Destituyen a exdirectora de cárcel por fuga de Aída Merlano: confirmada sanción de 10 años

La Procuraduría ratificó la destitución e inhabilitación por una década contra Diana Cecilia Muñoz Miguez, quien dirigía El Buen Pastor cuando la excongresista Aída Merlano escapó en octubre de 2019. La funcionaria autorizó un traslado médico para un procedimiento estético sin las medidas de seguridad requeridas. La decisión también confirmó sanciones contra otros servidores del Inpec por irregularidades que facilitaron la fuga.
La Procuraduría General de la Nación cerró un capítulo importante en el caso de la fuga de Aída Merlano. Confirmó en segunda instancia la destitución e inhabilitación por diez años contra Diana Cecilia Muñoz Miguez, quien era directora de la cárcel El Buen Pastor en Bogotá cuando sucedió el escape de la excongresista el 1 de octubre de 2019. Esta decisión ratifica una sanción que ya había sido impuesta meses antes contra la funcionaria y otros servidores del Instituto Nacional Penitenciario y Carcelario.
Lo que llevó al castigo fue cómo Muñoz autorizó y entregó los documentos que permitieron trasladar a Merlano a un centro médico para un procedimiento odontológico de naturaleza estética. Pero aquí está el problema: el traslado se hizo sin contar con la aprobación formal del Inpec y sin implementar las medidas de seguridad que exige la ley para una persona privada de la libertad. La Procuraduría consideró que estas acciones violaron principios básicos de la función pública como la moralidad, la responsabilidad y la eficacia. En otras palabras: no protegió como debía a una reclusa que representaba un riesgo de fuga.
El David Alexander Álvarez Cárdenas, quien fungía como comandante de custodia del penal, también fue sancionado.

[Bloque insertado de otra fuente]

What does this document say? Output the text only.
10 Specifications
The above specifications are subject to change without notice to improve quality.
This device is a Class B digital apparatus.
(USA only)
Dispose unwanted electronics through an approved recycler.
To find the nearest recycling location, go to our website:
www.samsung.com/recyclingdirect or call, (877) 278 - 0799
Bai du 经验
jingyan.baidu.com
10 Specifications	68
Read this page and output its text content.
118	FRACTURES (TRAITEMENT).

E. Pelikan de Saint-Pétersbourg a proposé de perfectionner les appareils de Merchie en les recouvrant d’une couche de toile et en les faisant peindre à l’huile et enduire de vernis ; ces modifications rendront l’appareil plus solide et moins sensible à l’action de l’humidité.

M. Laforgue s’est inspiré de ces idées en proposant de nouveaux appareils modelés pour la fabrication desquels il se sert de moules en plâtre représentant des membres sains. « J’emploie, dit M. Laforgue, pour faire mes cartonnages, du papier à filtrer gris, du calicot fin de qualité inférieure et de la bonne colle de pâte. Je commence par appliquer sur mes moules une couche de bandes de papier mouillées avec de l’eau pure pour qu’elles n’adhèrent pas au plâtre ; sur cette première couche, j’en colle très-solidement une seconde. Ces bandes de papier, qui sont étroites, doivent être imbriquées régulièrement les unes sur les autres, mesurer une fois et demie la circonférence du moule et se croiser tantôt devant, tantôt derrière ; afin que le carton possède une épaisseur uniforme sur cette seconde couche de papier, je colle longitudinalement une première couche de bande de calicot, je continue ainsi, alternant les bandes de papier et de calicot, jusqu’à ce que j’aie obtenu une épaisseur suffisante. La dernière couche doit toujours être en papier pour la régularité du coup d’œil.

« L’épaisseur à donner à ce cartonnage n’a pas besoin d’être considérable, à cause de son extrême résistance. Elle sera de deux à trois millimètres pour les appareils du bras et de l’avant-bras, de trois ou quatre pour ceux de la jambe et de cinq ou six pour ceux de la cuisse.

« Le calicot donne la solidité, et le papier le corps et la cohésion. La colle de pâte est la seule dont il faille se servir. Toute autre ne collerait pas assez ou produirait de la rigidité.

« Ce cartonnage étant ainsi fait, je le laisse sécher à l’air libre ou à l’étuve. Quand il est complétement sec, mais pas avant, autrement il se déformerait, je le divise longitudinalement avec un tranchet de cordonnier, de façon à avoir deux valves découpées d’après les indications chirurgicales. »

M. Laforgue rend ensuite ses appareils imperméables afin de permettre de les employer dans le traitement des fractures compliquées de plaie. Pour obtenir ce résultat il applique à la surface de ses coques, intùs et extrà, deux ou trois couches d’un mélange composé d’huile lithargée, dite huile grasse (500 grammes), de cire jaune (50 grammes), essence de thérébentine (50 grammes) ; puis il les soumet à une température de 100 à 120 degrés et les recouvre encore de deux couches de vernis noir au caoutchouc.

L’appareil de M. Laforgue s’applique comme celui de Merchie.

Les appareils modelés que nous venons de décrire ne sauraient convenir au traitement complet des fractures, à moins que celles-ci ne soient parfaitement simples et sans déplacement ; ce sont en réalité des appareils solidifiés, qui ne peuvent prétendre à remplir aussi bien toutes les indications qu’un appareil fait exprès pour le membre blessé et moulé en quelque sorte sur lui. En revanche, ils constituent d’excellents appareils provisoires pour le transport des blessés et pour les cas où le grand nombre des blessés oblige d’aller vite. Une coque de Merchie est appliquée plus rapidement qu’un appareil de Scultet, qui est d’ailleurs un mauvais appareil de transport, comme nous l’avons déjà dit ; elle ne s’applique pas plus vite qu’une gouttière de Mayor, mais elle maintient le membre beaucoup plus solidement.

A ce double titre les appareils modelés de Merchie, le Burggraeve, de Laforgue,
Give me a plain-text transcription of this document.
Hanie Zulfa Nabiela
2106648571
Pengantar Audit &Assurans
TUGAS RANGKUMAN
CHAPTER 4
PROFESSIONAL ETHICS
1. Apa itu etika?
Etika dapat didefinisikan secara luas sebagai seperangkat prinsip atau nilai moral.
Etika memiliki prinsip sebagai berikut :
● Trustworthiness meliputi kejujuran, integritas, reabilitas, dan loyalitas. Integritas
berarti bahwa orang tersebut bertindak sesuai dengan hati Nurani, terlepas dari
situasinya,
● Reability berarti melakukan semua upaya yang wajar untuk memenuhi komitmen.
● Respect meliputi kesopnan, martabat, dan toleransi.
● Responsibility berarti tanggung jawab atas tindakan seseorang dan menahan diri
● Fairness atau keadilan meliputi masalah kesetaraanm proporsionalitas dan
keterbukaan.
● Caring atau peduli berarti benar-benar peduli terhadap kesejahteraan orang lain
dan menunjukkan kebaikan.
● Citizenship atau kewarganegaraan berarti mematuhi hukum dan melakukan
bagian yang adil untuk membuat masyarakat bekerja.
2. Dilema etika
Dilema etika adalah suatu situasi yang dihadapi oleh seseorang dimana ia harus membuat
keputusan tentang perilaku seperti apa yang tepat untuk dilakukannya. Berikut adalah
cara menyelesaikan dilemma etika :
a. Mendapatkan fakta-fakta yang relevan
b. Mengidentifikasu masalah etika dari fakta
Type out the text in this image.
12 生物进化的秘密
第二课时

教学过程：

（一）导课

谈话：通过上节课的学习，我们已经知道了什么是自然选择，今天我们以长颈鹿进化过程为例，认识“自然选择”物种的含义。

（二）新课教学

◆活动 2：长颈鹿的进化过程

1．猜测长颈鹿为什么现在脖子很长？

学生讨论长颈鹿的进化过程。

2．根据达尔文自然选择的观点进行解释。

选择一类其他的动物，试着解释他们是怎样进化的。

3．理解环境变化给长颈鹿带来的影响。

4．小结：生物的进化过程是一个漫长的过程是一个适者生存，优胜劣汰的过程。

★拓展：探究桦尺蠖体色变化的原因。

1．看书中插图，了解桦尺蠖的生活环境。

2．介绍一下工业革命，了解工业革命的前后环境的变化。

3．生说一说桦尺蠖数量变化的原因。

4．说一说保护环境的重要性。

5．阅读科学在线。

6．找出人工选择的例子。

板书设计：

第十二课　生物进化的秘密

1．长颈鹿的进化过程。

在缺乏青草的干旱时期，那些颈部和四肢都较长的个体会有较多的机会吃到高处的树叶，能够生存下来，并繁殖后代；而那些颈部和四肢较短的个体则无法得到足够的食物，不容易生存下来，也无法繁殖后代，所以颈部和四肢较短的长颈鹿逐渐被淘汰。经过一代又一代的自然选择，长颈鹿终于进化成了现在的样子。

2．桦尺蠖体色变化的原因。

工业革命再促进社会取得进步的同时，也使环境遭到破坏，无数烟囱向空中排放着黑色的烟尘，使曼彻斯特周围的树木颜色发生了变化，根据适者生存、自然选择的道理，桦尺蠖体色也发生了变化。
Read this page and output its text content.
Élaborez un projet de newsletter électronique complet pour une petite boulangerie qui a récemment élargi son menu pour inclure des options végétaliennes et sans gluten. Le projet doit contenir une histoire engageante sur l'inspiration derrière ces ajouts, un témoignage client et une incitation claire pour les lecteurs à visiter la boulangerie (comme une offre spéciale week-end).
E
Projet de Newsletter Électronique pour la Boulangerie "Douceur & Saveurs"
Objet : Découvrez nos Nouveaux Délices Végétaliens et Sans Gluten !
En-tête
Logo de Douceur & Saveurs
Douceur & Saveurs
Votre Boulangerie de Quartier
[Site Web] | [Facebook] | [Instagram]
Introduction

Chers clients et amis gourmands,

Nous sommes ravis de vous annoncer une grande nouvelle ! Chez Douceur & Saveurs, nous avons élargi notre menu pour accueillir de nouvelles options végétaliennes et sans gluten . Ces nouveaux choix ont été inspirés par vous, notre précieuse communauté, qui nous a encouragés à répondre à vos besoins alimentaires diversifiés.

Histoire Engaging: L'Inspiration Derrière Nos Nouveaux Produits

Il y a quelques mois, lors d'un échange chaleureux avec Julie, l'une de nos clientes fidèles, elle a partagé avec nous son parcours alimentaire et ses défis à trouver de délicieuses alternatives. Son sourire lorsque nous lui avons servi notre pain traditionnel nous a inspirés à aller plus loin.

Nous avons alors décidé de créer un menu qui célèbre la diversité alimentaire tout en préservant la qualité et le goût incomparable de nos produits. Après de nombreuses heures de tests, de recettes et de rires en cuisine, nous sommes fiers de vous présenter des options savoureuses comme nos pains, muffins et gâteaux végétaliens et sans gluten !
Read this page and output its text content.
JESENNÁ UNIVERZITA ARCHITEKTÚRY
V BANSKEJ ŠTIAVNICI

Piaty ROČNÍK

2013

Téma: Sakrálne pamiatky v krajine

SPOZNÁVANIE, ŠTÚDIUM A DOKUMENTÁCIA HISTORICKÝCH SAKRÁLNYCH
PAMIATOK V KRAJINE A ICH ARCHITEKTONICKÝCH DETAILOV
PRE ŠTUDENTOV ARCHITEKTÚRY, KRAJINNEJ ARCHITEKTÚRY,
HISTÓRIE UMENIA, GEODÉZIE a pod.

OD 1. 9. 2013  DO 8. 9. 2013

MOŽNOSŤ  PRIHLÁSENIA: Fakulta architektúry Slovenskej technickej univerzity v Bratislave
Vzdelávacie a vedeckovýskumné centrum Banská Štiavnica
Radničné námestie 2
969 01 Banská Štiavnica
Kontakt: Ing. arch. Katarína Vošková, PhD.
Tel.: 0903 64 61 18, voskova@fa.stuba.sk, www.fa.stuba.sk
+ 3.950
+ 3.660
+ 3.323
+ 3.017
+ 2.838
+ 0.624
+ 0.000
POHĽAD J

Según el fallo, este funcionario autorizó la remisión médica de Merlano sin asegurar las condiciones mínimas necesarias para un traslado seguro. Además, la Procuraduría confirmó castigos contra la exsubdirectora del centro penitenciario, quien aprobó la salida médica, y contra un dragoneante (guardia de custodia) que permitió encuentros no autorizados durante una de las salidas.
Aída Merlano escapó desde una ventana del consultorio médico ubicado en el norte de Bogotá utilizando una cuerda y subió a una motocicleta que la esperaba. La escena quedó registrada en videos de seguridad que circularon ampliamente. Después de su huida, la excongresista salió del país y fue localizada en Venezuela. Años más tarde fue deportada a Colombia para continuar sus procesos judiciales.